Bénin: L'opposition Les Démocrates désespère militants et citoyens

Ils prétendaient vouloir incarner la relève politique du Bénin. Aujourd’hui, Les Démocrates s’enfoncent dans une crise profonde. Entre luttes internes, démissions en cascade et désillusion de la base, le parti fondé par Boni Yayi n’inspire plus ni confiance ni espoir. Pour beaucoup de Béninois, Les Démocrates ne sont plus une alternative, mais le symbole d’un gâchis politique.
Un parti au leadership autoritaire et excluant
Il y a encore quelques mois, des militants étaient encore enthousiastes à l’idée d’aller défendre “le retour de la vraie opposition”. Mais les promesses d’un parti rassembleur se sont rapidement évaporées, remplacées par des querelles de leadership et des exclusions à répétition. La désignation à la dernière minute du duo Renaud Agbodjo – Jules Lodjou, à la veille du dépôt des candidatures présidentielles, a été le début d’une crise qui couvait depuis des mois de tension.
“On a remplacé la démocratie interne par des consignes venues d’en haut”, ajoute une responsable locale du Couffo, aujourd’hui démissionnaire. À plus haut niveau, ce manque de consultation s’est traduit par le retrait du parrainage du député Michel Sodjinou, pour cause de falsification présumée, qui n’a fait qu’amplifier la colère. Privé d’un seul parrain, le parti a été disqualifié pour ne pas avoir su élargir sa base politique au delà du nombre de parrainages nécessaires pour pouvoir candidater.

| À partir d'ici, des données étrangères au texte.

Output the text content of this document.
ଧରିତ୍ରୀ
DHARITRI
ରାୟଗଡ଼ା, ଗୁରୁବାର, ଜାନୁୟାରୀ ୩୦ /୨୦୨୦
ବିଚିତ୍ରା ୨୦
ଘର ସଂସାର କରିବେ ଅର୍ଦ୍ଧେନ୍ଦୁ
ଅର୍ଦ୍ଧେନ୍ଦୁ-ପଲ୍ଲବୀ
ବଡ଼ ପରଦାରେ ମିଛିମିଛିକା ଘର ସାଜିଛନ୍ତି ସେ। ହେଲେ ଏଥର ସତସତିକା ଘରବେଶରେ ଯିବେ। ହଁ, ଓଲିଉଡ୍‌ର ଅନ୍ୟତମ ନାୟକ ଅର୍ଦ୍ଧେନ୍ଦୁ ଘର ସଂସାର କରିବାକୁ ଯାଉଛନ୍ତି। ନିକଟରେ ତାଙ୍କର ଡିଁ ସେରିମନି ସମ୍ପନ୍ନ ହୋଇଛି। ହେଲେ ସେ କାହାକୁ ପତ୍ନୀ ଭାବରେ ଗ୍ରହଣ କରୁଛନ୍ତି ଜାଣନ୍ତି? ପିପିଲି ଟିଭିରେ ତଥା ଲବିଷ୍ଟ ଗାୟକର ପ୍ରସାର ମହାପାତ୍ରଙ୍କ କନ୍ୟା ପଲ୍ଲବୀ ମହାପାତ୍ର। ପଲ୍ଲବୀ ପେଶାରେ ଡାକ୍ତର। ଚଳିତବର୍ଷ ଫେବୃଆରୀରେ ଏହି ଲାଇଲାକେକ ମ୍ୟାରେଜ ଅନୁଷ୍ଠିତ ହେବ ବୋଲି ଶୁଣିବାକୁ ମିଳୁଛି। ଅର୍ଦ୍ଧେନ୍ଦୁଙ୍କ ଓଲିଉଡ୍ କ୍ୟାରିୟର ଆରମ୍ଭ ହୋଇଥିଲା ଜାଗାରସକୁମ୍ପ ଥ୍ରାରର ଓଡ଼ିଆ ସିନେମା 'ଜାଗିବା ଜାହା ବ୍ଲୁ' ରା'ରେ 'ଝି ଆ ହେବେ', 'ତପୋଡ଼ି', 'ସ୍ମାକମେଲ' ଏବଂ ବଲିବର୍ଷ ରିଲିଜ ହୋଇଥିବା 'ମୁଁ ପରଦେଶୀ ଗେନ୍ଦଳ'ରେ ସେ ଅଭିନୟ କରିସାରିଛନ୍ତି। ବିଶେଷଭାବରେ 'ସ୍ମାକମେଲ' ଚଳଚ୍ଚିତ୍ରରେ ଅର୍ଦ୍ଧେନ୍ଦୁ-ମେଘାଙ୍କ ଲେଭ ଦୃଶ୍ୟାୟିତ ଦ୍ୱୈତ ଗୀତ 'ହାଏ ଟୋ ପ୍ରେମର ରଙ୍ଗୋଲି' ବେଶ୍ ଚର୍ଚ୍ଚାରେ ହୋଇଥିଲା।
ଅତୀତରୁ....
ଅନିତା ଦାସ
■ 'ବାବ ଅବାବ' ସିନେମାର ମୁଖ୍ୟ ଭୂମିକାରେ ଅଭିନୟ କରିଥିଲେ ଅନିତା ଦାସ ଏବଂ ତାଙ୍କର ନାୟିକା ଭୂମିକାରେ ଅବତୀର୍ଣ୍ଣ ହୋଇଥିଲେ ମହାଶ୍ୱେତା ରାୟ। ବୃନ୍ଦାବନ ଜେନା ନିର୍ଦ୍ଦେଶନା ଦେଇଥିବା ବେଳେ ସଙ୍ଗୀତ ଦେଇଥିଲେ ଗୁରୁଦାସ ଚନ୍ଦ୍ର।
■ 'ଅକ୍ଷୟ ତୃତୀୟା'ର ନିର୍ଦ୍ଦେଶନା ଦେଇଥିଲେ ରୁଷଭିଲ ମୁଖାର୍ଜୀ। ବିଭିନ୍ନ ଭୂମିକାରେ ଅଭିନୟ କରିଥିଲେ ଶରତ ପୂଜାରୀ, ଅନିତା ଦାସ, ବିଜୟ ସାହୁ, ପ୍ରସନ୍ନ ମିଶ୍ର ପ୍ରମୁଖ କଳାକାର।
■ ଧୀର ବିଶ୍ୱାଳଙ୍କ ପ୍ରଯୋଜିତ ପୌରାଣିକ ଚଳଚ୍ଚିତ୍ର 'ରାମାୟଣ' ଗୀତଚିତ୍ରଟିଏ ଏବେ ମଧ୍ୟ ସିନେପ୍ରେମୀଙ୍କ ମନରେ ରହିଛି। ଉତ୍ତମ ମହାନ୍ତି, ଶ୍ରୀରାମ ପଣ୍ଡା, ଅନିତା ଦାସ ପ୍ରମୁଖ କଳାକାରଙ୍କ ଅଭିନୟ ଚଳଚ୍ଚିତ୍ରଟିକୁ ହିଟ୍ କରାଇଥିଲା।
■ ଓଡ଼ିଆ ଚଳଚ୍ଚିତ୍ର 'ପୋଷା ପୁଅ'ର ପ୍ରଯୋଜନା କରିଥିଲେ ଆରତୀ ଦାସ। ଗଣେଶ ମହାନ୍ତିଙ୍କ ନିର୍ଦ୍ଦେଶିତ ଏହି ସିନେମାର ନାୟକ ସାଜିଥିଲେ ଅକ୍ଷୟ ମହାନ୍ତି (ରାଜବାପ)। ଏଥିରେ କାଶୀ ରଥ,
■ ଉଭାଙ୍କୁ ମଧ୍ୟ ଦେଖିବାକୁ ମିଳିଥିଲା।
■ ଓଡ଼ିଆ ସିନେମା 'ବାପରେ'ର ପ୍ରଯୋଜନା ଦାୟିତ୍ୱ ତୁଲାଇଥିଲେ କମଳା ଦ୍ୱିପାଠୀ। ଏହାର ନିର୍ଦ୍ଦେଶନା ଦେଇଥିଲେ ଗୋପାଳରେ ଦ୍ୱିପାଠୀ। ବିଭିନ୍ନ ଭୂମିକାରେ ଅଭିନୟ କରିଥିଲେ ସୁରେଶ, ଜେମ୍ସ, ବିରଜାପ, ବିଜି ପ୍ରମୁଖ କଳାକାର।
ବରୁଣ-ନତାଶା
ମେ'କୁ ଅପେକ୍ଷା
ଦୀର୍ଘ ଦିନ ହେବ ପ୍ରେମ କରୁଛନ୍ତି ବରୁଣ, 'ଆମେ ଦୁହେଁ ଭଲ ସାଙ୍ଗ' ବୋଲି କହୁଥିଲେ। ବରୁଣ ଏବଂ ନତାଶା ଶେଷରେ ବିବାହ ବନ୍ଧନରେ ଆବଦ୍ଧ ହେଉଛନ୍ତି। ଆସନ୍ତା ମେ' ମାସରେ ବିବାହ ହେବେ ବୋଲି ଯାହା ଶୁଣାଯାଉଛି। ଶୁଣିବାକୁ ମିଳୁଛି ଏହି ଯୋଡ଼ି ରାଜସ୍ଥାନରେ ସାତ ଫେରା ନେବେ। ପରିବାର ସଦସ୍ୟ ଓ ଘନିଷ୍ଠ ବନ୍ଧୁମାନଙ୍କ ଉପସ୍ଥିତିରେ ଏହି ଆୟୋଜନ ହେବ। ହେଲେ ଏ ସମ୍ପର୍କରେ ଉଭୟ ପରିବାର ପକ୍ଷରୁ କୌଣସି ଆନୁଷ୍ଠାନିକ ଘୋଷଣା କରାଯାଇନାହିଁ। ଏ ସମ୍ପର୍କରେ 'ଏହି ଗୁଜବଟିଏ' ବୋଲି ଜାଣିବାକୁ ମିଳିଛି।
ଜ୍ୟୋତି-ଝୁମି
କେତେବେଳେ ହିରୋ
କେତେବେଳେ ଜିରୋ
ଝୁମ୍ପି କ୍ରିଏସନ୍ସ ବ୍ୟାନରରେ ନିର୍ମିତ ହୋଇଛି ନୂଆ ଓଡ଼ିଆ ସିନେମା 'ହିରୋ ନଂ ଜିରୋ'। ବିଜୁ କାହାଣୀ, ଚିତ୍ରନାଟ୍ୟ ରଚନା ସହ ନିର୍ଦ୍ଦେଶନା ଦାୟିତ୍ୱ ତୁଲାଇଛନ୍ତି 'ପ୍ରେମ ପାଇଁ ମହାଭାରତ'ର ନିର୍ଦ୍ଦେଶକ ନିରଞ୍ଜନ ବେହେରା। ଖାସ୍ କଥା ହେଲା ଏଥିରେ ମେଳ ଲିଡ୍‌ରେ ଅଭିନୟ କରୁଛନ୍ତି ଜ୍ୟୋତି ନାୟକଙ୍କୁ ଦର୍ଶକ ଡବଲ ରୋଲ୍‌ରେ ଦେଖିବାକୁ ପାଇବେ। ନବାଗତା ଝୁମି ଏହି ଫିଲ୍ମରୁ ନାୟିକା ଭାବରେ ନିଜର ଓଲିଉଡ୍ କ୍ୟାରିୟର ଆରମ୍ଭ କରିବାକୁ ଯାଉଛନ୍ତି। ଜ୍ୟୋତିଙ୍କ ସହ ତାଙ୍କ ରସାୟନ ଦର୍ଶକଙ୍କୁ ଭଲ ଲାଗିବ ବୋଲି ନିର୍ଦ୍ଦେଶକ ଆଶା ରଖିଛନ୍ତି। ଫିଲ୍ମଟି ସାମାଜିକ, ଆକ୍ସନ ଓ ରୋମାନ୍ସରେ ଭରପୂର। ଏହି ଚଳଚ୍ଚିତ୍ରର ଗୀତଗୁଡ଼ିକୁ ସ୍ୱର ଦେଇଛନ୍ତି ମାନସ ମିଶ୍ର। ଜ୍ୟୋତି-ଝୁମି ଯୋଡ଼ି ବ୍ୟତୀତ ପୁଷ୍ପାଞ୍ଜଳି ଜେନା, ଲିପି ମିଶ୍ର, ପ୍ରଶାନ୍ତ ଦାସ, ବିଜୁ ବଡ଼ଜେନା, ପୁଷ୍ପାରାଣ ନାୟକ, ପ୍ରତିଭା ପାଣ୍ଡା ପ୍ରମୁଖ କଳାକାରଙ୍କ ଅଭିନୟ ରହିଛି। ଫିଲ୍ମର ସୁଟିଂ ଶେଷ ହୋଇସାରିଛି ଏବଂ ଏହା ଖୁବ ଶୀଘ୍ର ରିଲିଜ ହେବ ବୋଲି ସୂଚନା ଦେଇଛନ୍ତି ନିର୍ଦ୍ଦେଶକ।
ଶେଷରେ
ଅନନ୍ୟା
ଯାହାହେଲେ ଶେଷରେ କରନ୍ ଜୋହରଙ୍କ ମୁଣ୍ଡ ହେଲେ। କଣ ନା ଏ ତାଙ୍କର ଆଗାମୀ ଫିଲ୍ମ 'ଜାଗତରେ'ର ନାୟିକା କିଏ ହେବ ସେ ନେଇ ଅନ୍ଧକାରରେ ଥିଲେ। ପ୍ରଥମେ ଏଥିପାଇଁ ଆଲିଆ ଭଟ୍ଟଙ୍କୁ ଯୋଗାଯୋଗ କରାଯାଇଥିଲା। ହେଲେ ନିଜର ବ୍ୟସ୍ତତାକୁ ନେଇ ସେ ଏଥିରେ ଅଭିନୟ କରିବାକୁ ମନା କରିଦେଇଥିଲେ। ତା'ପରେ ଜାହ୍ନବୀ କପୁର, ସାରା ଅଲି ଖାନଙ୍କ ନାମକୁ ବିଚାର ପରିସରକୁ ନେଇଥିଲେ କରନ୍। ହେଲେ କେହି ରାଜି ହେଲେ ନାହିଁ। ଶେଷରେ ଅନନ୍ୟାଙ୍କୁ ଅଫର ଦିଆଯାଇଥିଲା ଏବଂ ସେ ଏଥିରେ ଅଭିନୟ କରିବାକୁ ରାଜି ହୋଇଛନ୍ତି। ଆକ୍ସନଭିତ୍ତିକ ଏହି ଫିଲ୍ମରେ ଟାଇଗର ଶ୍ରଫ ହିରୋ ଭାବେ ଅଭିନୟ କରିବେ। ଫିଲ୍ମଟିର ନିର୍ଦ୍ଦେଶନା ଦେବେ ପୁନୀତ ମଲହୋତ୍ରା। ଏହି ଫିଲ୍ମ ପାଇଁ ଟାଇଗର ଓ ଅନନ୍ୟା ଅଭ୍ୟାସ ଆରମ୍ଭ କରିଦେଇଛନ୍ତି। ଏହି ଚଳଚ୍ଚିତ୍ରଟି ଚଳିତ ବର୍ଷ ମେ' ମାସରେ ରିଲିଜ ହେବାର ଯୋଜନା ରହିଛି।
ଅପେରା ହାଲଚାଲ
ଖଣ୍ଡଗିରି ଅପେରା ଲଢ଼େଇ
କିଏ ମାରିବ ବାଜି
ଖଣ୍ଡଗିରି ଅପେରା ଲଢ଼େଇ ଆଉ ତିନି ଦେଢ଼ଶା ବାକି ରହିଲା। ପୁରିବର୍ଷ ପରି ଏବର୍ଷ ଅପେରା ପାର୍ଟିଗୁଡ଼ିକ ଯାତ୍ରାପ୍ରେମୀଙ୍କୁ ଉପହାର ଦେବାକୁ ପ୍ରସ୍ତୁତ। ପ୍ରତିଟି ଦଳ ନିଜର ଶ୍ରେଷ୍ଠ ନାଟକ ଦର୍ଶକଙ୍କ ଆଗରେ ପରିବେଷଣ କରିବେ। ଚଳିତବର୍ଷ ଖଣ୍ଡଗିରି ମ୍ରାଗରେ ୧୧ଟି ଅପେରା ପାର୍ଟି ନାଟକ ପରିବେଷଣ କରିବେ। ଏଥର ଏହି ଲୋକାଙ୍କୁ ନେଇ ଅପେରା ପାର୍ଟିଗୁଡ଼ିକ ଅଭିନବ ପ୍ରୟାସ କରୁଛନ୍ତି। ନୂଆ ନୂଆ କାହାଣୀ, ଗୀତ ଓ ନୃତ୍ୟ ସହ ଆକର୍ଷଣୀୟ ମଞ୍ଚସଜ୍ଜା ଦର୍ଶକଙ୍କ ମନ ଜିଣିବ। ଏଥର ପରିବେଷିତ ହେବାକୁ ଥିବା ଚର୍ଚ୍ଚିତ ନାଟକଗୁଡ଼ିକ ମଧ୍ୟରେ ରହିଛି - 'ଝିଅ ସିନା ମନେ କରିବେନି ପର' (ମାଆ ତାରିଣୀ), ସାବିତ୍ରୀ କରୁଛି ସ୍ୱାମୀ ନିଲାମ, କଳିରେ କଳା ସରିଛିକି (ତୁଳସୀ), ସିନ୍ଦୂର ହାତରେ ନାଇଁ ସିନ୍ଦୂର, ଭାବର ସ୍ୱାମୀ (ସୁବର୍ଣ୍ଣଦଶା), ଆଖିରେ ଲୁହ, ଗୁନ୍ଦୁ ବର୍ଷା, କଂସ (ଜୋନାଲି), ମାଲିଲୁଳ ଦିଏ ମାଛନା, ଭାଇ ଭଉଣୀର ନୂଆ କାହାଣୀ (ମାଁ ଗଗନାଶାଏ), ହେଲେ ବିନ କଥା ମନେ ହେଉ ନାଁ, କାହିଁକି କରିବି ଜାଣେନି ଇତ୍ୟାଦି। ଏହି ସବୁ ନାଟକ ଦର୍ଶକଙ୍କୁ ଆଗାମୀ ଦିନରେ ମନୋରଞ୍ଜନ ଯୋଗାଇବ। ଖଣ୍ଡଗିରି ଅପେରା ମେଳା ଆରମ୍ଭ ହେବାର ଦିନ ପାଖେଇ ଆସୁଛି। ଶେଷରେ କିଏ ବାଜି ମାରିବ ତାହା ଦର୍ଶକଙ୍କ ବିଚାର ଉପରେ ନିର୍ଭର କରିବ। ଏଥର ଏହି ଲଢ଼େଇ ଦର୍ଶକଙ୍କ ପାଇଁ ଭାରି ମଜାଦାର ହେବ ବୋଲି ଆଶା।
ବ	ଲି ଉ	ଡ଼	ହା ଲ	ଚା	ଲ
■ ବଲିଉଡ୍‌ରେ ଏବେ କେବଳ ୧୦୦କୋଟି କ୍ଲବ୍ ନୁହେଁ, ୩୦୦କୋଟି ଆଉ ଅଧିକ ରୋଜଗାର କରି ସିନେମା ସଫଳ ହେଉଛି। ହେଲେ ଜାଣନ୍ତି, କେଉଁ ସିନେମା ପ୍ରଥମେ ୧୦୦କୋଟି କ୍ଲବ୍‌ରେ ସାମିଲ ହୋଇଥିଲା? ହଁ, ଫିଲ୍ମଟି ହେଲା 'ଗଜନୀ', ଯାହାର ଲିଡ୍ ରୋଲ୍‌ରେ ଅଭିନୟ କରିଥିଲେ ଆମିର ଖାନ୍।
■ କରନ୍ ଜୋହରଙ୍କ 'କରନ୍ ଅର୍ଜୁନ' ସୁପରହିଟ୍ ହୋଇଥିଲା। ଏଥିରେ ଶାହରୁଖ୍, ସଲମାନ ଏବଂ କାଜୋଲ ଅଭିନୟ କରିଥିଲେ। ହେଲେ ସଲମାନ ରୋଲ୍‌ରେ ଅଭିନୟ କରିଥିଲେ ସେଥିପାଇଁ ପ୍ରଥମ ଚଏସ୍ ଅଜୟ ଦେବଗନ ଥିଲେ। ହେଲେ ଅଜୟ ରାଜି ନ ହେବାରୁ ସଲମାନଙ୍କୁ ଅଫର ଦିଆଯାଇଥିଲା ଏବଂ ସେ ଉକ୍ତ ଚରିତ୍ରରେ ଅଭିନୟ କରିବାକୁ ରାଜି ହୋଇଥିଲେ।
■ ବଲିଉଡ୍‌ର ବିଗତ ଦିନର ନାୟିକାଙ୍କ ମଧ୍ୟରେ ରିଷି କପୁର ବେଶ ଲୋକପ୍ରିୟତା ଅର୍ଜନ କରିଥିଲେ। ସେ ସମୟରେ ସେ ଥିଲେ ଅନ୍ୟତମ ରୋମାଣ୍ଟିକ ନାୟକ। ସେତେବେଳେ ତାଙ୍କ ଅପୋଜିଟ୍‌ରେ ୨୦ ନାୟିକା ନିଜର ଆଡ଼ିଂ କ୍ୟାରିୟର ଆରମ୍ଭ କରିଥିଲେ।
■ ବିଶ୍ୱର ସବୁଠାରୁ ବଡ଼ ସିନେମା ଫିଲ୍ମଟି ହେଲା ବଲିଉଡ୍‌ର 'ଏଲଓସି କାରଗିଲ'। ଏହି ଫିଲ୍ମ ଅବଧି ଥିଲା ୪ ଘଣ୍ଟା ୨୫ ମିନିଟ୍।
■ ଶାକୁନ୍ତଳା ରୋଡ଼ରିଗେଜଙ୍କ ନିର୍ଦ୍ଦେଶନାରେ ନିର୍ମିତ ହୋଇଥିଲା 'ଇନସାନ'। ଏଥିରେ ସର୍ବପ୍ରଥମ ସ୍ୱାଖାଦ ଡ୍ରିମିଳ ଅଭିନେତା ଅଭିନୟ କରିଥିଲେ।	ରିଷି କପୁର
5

Les cadres se désolidarisent
L’échec électoral a déclenché une hémorragie interne. Six députés – Michel Sodjinou, Joël Godonou, Chantal Adjovi, Léansou Do Régo, Denise Hounmènou et Constant Nahum – ont quitté le groupe parlementaire, dénonçant une “gouvernance paranoïaque” et “des pratiques destructrices”. Les critiques ne viennent plus seulement du terrain : même les élus brisent le silence et quittent le navire.
Sur Eden TV, le député Midofi Antonin Hounga a reconnu publiquement les erreurs du parti :
“C’est vrai, il faut le reconnaître, le parti a fait un mauvais choix. On ne choisit pas un général pour aller au combat et, au premier coup de fusil, le général détale.”
Une déclaration qui a fait l’effet d’une bombe dans les rangs : pourquoi ne pas avoir plus consulté ? Pourquoi ne pas avoir mis en place un processus plus inclusif pour désigner le duo candidat ? C’est le sentiment qui domine chez les militants : celui d’être dessaisi de leur droit de pouvoir contribuer à la ligne du parti, et de n’être considéré que comme du menu fretin.
Patrick Djivo : le départ de trop
Le départ de Patrick Djivo, ancien député et ex-secrétaire national aux élections, a confirmé la profondeur de la crise. Il a évoqué un climat “d’exclusion”, de “régionalisme” et de “guerre de clans”. “Si le parti Les Démocrates tient encore debout aujourd’hui, c’est à 70 % grâce à moi”, a-t-il déclaré avant d’ajouter : “Je préfère partir avant que les choses ne me quittent.”
Dans les sections locales, sa démission est la goutte d’eau qui fait déborder le vase. Les départs se multiplient dans les communes du Mono et du Couffo où les coordonnateurs locaux démissionnent à tour de rôle.
À cinq mois de la présidentielle, les Béninois observent avec désarroi l’effondrement d’un parti qui voulait incarner une alternance crédible. Alors que la majorité présidentielle s’est mise en ordre de marche dans le calme, l’opposition radicale n’a offert qu’un spectacle indigne d’un parti prétendant à gouverner.
De symbole d’opposition, Les Démocrates sont devenus un cas d’école : celui d’un parti qui, faute d’avoir su se gouverner lui-même, a fini par désespérer les citoyens.